2. Descriptive research

- research designed to describe the characteristics

of a phenomenon

- who? what? when? where? how?

Examples:

“What kind of people prefer Big Mac hamburgers?”

“What are the characteristics of students in this class?”

- methods: surveys, analysis of already existing

data

3. Causal research

- research conducted to identify cause-and-effect

relationships among variables

Examples:

“the influence of price and advertising on sales”

“Which of two training programs is more effective?”
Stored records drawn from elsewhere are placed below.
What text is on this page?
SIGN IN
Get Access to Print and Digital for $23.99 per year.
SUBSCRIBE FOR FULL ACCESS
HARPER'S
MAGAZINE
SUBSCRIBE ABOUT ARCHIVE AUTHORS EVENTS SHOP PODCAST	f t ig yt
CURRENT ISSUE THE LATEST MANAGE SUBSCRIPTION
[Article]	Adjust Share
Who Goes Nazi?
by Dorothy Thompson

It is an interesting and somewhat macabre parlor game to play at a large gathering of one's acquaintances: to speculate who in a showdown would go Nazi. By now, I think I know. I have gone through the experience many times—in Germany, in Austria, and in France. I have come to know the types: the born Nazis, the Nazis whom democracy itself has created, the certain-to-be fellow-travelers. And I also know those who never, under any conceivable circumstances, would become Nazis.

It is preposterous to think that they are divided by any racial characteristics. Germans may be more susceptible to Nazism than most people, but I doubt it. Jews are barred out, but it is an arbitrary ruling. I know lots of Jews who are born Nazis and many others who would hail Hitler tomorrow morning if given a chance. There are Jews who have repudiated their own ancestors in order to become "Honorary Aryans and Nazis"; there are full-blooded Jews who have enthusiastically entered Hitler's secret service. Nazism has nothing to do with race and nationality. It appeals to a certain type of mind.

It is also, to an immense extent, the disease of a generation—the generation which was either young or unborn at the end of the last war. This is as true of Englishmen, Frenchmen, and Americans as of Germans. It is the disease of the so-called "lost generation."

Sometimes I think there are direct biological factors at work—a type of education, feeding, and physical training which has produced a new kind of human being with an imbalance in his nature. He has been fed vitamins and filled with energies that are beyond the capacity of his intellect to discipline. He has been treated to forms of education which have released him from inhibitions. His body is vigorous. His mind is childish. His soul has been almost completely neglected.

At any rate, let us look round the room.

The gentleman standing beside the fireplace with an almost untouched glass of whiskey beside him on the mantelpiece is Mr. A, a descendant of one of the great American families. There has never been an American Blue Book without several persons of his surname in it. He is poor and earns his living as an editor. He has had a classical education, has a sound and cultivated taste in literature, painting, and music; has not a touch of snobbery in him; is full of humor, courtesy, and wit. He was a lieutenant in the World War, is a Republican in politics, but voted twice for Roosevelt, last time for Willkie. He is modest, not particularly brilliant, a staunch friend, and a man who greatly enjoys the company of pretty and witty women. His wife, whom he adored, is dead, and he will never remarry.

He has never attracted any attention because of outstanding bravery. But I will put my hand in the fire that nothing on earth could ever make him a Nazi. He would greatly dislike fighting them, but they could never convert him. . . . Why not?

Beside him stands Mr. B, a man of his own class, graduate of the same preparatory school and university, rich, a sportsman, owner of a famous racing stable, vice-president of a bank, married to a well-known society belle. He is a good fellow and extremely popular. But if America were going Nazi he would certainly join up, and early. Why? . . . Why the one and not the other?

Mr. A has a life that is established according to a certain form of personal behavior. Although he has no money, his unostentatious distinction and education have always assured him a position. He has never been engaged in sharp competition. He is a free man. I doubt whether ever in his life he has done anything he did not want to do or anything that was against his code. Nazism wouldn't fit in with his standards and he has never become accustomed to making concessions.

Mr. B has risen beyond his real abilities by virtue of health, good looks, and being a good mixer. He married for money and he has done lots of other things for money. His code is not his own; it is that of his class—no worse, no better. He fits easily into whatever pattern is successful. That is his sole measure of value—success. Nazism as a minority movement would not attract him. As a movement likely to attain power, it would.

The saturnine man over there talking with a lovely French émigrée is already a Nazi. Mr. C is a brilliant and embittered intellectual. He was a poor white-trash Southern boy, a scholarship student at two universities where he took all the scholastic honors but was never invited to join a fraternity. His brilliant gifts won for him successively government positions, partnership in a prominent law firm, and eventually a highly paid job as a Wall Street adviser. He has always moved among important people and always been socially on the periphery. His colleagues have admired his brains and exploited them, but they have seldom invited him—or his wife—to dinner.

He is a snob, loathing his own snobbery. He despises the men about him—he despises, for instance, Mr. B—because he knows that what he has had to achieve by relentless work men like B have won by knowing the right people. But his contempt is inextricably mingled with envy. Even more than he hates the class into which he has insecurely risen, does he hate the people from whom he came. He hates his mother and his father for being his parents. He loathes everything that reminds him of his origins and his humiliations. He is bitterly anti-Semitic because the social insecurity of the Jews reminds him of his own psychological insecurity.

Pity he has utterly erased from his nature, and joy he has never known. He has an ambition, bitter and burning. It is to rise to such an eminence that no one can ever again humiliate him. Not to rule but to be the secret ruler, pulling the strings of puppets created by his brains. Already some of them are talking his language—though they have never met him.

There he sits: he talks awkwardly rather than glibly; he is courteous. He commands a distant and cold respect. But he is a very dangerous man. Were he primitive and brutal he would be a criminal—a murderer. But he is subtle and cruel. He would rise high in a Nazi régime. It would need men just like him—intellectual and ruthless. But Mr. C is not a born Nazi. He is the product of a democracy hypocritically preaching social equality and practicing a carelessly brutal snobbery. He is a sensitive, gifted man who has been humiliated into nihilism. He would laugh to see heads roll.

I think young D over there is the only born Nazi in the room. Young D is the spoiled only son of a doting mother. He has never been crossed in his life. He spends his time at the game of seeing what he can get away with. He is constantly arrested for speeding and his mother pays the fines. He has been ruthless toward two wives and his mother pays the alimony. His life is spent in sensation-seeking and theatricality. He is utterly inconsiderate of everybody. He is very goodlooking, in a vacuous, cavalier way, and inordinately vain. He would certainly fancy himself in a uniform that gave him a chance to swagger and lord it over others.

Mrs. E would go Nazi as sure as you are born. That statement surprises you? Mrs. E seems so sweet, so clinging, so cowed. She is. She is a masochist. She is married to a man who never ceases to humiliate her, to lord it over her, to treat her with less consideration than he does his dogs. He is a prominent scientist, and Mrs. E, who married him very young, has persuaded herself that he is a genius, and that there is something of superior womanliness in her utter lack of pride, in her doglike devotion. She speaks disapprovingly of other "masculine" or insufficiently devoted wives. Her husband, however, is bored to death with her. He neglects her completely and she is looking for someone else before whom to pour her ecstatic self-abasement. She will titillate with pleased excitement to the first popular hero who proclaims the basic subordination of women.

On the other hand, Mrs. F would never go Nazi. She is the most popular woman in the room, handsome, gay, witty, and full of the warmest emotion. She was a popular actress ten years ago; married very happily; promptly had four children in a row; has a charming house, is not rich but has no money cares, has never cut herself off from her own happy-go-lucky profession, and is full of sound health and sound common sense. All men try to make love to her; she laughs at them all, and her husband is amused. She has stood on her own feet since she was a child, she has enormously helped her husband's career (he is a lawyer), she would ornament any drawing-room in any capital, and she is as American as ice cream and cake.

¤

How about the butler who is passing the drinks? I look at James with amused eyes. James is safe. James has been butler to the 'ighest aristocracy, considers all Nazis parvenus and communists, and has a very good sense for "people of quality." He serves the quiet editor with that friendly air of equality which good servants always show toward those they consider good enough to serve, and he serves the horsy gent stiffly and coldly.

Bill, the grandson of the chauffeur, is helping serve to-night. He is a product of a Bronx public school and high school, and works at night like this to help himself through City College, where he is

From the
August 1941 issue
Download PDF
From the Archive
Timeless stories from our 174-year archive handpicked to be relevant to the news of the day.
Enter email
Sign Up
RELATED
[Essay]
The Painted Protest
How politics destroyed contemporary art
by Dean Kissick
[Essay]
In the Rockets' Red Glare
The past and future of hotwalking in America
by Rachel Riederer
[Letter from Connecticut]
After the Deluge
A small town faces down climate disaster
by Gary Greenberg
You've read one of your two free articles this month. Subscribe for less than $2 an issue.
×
- methods: experiments, econometric analyses


Points to discuss:

  • For each situation below, decide whether the research should be exploratory, descriptive, or causal:

    - establishing the functional relationship between

    advertising and sales

    - investigating reactions to the idea of a new method of

    defense budgeting

    - identifying target-market demographics for a shopping

    center

    - estimating stock prices for IBM two years in the future

    - learning how many organizations are actively involved

    in just-in-time production

    - learning the extent of job satisfaction in a company

  • What research design seems appropriate for each of the following studies?

    - the manufacturer and marketer of flight simulators and

    other pilot-training equipment wish to forecast sales

    volume for the next five years

    - a local chapter of the American Lung Association

    wishes to identify the demographic characteristics of

    individuals who donate more than $500 per year


Points to discuss:

  • What research design seems appropriate for each of the following studies?

    - a corporation wishes to evaluate the quality of its

    college-recruiting program

    - an academic researcher wishes to investigate if the

    United States is losing its competitive edge in world

    trade

    - a food company researcher is interested in knowing

    what types of food are carried in brown-bag lunches

    to learn if the company can capitalize on this

    phenomenon


Citations related to the topic

“I keep six honest serving men,

(they taught me all I knew).

Their names are What, and Why, and When,

and How, and Where, and Who.”

(R. Kipling)

“The formulation of a problem is often more essential than its solution.”